İkinci Dünya Savaşı’ndan kalma SS Richard Montgomery gemisi Thames Nehri’nde çökme tehlikesi yaşıyor. Uzmanlar, gemideki 1400 ton patlayıcının tsunami oluşturabileceği konusunda uyarıyor.
Thames Nehri’nin dibinde 1944’ten beri bulunan
SS Richard Montgomery gemisi, yeni araştırmalara göre çökme tehlikesiyle karşı karşıya.
İkinci Dünya Savaşı döneminde ABD tarafından mühimmat taşımacılığında kullanılan gemi, kentteki
Sheerness kasabasından 1.5 mil uzaklıkta bulunuyor.
134 metre uzunluğundaki kargo gemisi, Fransa’nın Cherbourg kentine doğru yolculuğu sırasında 7000 ton patlayıcı taşırken kazaya uğramıştı.
Gemi, Ağustos 1944’te Thames Nehri ‘nde karaya oturmuş ve ikiye bölünmüştü.
Tsunami riski ve güvenlik endişeleri
Uzmanların en büyük endişesi, geminin direğinin düşmesi durumunda kargoda bulunan patlayıcıları ateşleyebilmesi. Gemide halen 1400 ton bomba bulunuyor ve bu miktar ciddi bir tsunami riskine yol açabilir.
Maritime and Coastguard Agency’nin düzenli olarak yaptığı incelemelerde, geminin yapısal durumunun zamanla kötüleştiği tespit ediliyor. Özellikle metal yorgunluğu ve deniz suyunun etkisiyle çürüme süreci hızlanıyor.
Yerel halk ve güvenlik önlemleri
Sheerness halkı, onlarca yıldır bu potansiyel tehlikeyle yaşamak zorunda kalıyor. Yerel yetkililer, geminin etrafında güvenlik çemberi oluşturarak tekne trafiğini sınırlandırıyor.
İngiliz hükümeti, SS Richard Montgomery’yi sürekli izleme altında tutuyor. Ancak geminin nasıl güvenli hale getirileceği konusunda kesin bir çözüm henüz bulunmuş değil.
Tarihsel önemi ve savaş mirası
SS Richard Montgomery, İkinci Dünya Savaşı’nın Thames Nehri’nde kalan son büyük izlerinden biri. Liberty sınıfı kargo gemisi, savaş döneminde Avrupa’ya mühimmat sevkiyatında kritik rol oynuyordu.

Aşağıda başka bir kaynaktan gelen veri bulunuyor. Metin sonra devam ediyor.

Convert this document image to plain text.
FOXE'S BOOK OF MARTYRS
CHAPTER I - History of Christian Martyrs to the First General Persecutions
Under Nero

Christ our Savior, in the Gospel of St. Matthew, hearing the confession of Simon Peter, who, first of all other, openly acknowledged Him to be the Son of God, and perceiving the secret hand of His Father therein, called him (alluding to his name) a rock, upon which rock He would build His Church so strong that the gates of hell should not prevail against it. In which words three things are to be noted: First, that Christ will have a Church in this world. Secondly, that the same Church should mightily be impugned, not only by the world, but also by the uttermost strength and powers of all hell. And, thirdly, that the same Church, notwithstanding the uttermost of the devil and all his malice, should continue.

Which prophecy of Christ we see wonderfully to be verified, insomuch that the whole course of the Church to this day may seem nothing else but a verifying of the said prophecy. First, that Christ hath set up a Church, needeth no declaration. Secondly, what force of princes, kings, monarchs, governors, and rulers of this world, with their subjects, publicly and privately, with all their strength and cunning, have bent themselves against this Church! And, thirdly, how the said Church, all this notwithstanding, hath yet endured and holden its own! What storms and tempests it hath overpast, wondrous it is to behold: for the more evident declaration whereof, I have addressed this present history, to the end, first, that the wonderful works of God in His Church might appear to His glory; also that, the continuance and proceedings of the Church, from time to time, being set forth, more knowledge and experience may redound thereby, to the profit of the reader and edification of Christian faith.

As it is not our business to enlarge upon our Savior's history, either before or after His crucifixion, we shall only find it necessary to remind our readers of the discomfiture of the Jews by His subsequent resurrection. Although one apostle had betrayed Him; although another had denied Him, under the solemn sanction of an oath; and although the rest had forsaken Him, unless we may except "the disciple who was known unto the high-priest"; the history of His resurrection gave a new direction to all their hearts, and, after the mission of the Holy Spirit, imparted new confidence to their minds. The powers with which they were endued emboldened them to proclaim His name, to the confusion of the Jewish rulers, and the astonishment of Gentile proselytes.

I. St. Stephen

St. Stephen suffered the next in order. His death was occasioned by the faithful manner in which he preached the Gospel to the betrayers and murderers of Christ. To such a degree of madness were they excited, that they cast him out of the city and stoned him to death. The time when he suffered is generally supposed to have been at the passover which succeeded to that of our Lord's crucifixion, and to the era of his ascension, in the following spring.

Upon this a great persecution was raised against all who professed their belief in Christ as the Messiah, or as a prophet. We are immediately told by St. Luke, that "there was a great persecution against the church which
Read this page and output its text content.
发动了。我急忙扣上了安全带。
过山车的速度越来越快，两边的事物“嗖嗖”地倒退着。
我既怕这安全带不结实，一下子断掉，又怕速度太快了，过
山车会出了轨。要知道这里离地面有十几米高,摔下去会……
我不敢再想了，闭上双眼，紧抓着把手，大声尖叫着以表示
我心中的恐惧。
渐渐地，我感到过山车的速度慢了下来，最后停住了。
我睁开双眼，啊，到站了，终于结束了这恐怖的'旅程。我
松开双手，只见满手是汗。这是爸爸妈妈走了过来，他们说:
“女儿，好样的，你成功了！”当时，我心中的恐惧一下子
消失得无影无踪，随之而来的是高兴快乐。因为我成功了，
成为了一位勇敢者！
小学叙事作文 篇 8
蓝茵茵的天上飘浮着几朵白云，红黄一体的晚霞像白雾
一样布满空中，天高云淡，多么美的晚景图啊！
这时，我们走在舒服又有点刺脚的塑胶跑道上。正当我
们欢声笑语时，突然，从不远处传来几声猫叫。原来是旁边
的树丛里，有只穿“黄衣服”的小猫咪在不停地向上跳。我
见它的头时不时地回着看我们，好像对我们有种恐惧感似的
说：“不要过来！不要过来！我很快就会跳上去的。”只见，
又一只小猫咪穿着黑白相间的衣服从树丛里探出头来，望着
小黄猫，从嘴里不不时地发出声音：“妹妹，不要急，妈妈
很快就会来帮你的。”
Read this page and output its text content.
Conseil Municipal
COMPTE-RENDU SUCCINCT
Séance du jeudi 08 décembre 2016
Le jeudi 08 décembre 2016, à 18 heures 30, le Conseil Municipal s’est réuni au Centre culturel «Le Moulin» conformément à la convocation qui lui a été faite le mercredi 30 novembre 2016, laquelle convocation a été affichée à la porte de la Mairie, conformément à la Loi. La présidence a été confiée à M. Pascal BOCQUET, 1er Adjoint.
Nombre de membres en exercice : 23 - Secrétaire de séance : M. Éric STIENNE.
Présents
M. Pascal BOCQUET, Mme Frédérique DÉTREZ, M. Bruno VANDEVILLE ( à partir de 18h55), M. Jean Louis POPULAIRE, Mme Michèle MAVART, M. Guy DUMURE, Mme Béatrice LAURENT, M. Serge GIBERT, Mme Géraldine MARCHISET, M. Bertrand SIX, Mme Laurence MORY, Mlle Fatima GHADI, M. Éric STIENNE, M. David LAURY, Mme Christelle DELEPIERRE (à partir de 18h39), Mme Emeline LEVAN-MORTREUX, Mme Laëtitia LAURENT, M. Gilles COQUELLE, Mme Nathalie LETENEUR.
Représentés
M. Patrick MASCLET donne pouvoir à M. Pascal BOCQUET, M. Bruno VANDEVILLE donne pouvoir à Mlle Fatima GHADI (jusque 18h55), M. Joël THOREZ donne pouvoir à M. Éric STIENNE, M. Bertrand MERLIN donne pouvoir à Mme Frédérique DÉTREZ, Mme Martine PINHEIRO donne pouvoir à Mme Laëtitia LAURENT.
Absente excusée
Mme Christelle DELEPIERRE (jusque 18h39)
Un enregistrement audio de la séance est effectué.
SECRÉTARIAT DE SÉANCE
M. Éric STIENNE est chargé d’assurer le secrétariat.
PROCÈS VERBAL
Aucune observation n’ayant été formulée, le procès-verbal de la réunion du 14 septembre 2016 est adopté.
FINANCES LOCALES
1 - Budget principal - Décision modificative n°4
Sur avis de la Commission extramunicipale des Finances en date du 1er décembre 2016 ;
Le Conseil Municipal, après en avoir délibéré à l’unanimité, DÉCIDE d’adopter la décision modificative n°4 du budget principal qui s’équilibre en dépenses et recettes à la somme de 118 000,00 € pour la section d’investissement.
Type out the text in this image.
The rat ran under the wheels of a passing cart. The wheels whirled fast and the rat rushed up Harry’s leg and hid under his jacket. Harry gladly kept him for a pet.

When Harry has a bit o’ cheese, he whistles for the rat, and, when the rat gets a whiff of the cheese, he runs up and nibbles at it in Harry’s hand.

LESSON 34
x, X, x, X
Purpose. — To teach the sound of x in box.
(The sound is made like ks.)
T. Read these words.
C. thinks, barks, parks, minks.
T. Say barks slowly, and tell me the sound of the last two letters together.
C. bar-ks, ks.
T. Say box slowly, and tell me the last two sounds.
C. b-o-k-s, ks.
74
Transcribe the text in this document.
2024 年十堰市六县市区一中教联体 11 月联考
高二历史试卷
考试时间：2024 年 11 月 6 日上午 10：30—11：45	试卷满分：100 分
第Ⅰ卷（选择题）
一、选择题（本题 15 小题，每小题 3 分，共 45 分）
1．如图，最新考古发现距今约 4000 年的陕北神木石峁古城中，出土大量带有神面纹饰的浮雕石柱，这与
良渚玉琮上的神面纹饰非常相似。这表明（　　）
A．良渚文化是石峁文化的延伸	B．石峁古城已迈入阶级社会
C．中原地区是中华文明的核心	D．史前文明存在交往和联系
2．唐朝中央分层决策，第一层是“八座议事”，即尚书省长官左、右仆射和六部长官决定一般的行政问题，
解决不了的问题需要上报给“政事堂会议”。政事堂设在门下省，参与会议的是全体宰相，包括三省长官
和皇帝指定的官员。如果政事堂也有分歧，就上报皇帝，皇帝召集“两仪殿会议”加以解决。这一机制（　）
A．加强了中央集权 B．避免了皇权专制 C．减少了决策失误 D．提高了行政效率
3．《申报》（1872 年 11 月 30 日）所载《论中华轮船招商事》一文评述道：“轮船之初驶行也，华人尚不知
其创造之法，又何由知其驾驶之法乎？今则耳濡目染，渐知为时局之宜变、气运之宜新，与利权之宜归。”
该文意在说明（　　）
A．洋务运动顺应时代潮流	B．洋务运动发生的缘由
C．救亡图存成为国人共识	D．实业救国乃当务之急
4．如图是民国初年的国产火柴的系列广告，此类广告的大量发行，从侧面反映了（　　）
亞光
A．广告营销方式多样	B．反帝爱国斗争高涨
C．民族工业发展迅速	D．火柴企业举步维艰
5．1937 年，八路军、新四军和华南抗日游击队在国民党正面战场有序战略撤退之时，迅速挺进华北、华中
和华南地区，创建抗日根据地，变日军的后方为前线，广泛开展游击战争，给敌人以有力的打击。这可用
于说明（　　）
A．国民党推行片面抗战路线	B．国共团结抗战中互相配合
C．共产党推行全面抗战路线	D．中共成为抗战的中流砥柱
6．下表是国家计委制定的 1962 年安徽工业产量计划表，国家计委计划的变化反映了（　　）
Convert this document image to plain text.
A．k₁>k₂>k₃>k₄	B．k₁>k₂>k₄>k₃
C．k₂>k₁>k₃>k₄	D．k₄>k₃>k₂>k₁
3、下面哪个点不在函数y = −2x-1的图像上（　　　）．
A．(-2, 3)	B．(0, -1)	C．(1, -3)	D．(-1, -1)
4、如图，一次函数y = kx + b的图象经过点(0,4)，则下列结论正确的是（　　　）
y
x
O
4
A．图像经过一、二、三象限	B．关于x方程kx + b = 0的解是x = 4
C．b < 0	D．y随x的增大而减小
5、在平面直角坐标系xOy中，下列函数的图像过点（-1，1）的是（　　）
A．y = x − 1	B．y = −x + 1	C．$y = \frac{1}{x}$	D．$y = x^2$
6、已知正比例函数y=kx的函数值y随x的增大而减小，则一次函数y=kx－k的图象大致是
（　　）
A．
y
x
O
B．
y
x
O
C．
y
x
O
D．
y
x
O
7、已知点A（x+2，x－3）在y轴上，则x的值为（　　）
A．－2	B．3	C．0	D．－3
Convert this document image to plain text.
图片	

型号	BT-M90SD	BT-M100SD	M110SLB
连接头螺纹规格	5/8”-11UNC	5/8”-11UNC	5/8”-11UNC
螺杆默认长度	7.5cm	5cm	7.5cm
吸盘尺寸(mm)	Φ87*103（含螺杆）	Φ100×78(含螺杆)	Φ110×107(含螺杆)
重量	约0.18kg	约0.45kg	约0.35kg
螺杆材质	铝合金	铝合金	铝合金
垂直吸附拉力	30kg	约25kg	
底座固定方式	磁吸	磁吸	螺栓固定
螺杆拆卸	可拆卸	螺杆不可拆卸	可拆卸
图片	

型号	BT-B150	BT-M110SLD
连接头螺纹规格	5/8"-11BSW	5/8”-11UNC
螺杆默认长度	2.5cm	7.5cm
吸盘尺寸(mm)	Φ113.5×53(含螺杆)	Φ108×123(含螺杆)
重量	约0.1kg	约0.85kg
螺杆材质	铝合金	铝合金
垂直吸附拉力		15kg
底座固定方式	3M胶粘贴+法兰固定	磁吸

Gemi kazası, 1944’teki Normandiya Çıkarması’ndan sonra yaşanan tedarik sıkıntılarının bir parçasıydı. O dönemki acil durum nedeniyle gemi yükü tam olarak boşaltılamamıştı.
Uzman değerlendirmeleri
Denizcilik uzmanları, geminin mevcut durumunun yakından takip edilmesi gerektiğini belirtiyor. Özellikle şiddetli fırtına ve dalga koşullarının yapısal hasarı artırabileceği vurgulanıyor.
Patlayıcı uzmanları ise 80 yıl boyunca deniz suyuna maruz kalan mühimmatın durumunun öngörülemez olduğunu söylüyor. Bu durum, müdahale planlarını daha da karmaşık hale getiriyor.